Several tyrosine kinase inhibitors have also shown promise in treating SFTs. Sunitinib, a multitargeted tyrosine kinase inhibitor whose targets include VEGF receptors 1–3 and platelet-derived growth factor receptors A and B, has shown therapeutic promise for SFTs. Stacchiotti et al. found that 6 (60%) of 10 patients with advanced, chemotherapy-refractory SFTs treated with sunitinib achieved a Choi partial response, and 5 maintained their response for more than 6 months. The tumor response rate to sunitinib when assessed using RECIST was 0% [12]. Sorafenib, another anti-VEGF-receptor, multitargeted tyrosine kinase inhibitor, has also produced tumor responses in patients with SFTs [13, 14]. Insulin-like growth factor I is overexpressed in some SFTs, and treatment regimens using figitumumab, an anti-insulin-like growth factor I receptor monoclonal antibody, have also produced tumor responses in a few patients with advanced SFTs [12, 16]. These and other treatments might be better alternatives for the treatment of SFTs than conventional chemotherapy.

Our findings indicate that conventional chemotherapy is effective in controlling or stabilizing locally advanced and metastatic SFTs. Our data on the clinical outcomes with traditional chemotherapy can serve as a reference point for comparing the efficacy of novel agents against SFTs.
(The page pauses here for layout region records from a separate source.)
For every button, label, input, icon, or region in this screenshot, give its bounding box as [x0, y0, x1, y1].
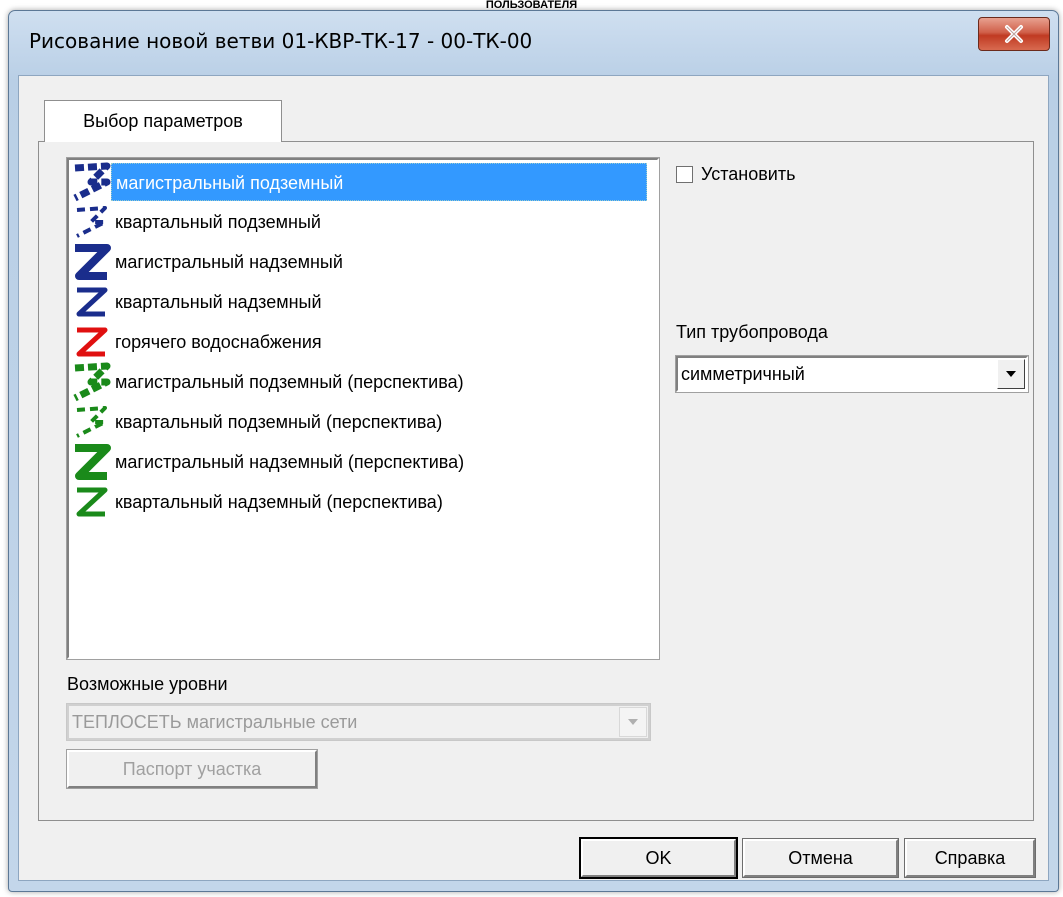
install-checkbox[interactable]: [676, 166, 693, 183]
list-item-label: квартальный подземный (перспектива): [115, 412, 443, 432]
pipe-type-value: симметричный: [681, 364, 805, 384]
list-item[interactable]: магистральный надземный (перспектива): [71, 442, 651, 482]
list-item-label: магистральный надземный (перспектива): [115, 452, 465, 472]
list-item-label: магистральный подземный: [111, 163, 647, 201]
dialog-window: Рисование новой ветви 01-КВР-ТК-17 - 00-…: [8, 10, 1059, 892]
list-item[interactable]: квартальный надземный (перспектива): [71, 482, 651, 522]
cancel-button[interactable]: Отмена: [742, 838, 899, 878]
dialog-client-area: Выбор параметров магистральный подземный…: [18, 75, 1049, 881]
title-bar[interactable]: Рисование новой ветви 01-КВР-ТК-17 - 00-…: [9, 11, 1058, 75]
list-item[interactable]: квартальный подземный (перспектива): [71, 402, 651, 442]
pipe-line-icon: [71, 242, 111, 282]
install-checkbox-label: Установить: [701, 164, 796, 184]
tab-panel: магистральный подземный квартальный подзе…: [38, 141, 1034, 821]
list-item[interactable]: квартальный подземный: [71, 202, 651, 242]
pipe-type-dropdown-button[interactable]: [997, 359, 1025, 389]
levels-select[interactable]: ТЕПЛОСЕТЬ магистральные сети: [66, 703, 651, 741]
pipe-line-icon: [71, 162, 111, 202]
pipe-type-label: Тип трубопровода: [676, 322, 828, 342]
list-item-label: горячего водоснабжения: [115, 332, 322, 352]
help-button[interactable]: Справка: [904, 838, 1036, 878]
chevron-down-icon: [628, 719, 638, 725]
pipe-line-icon: [71, 442, 111, 482]
pipe-line-icon: [71, 402, 111, 442]
levels-value: ТЕПЛОСЕТЬ магистральные сети: [72, 712, 358, 732]
list-item-label: магистральный подземный (перспектива): [115, 372, 464, 392]
list-item-label: квартальный надземный: [115, 292, 322, 312]
pipe-line-icon: [71, 322, 111, 362]
pipe-type-select[interactable]: симметричный: [675, 355, 1029, 393]
tab-parameters[interactable]: Выбор параметров: [44, 100, 282, 142]
list-item-label: магистральный надземный: [115, 252, 343, 272]
passport-button[interactable]: Паспорт участка: [66, 749, 318, 789]
ok-button[interactable]: OK: [579, 837, 738, 879]
list-item[interactable]: магистральный подземный (перспектива): [71, 362, 651, 402]
install-checkbox-row[interactable]: Установить: [676, 164, 795, 185]
close-icon: [1005, 25, 1023, 43]
list-item[interactable]: горячего водоснабжения: [71, 322, 651, 362]
list-item-label: квартальный подземный: [115, 212, 321, 232]
pipe-line-icon: [71, 362, 111, 402]
pipe-line-icon: [71, 482, 111, 522]
levels-dropdown-button[interactable]: [619, 707, 647, 737]
list-item-label: квартальный надземный (перспектива): [115, 492, 443, 512]
levels-label: Возможные уровни: [67, 674, 228, 694]
close-button[interactable]: [978, 17, 1050, 51]
pipe-line-icon: [71, 202, 111, 242]
list-item[interactable]: магистральный подземный: [71, 162, 651, 202]
chevron-down-icon: [1006, 371, 1016, 377]
branch-type-list[interactable]: магистральный подземный квартальный подзе…: [66, 157, 660, 660]
pipe-line-icon: [71, 282, 111, 322]
list-item[interactable]: магистральный надземный: [71, 242, 651, 282]
window-title: Рисование новой ветви 01-КВР-ТК-17 - 00-…: [29, 29, 533, 53]
list-item[interactable]: квартальный надземный: [71, 282, 651, 322]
Despite the small number of patients treated with the temozolomide-bevacizumab combination and the sunitinib regimen to date, these agents appear to have greater efficacy than conventional chemotherapy for SFTs [11, 12]. SFTs may be regulated by several different molecular pathways that could serve as potential targets for treatment, including (but certainly not limited to) those involving platelet-derived growth factor receptors, VEGF receptors, and insulin-like growth factor receptors [12‐16]. One reasonable approach is to adopt targeted therapies/anti-angiogenesis drugs initially and then include chemotherapy later for disease stabilization. Additional molecular and clinical studies are needed to better understand this rare disease and to develop more effective treatments for it.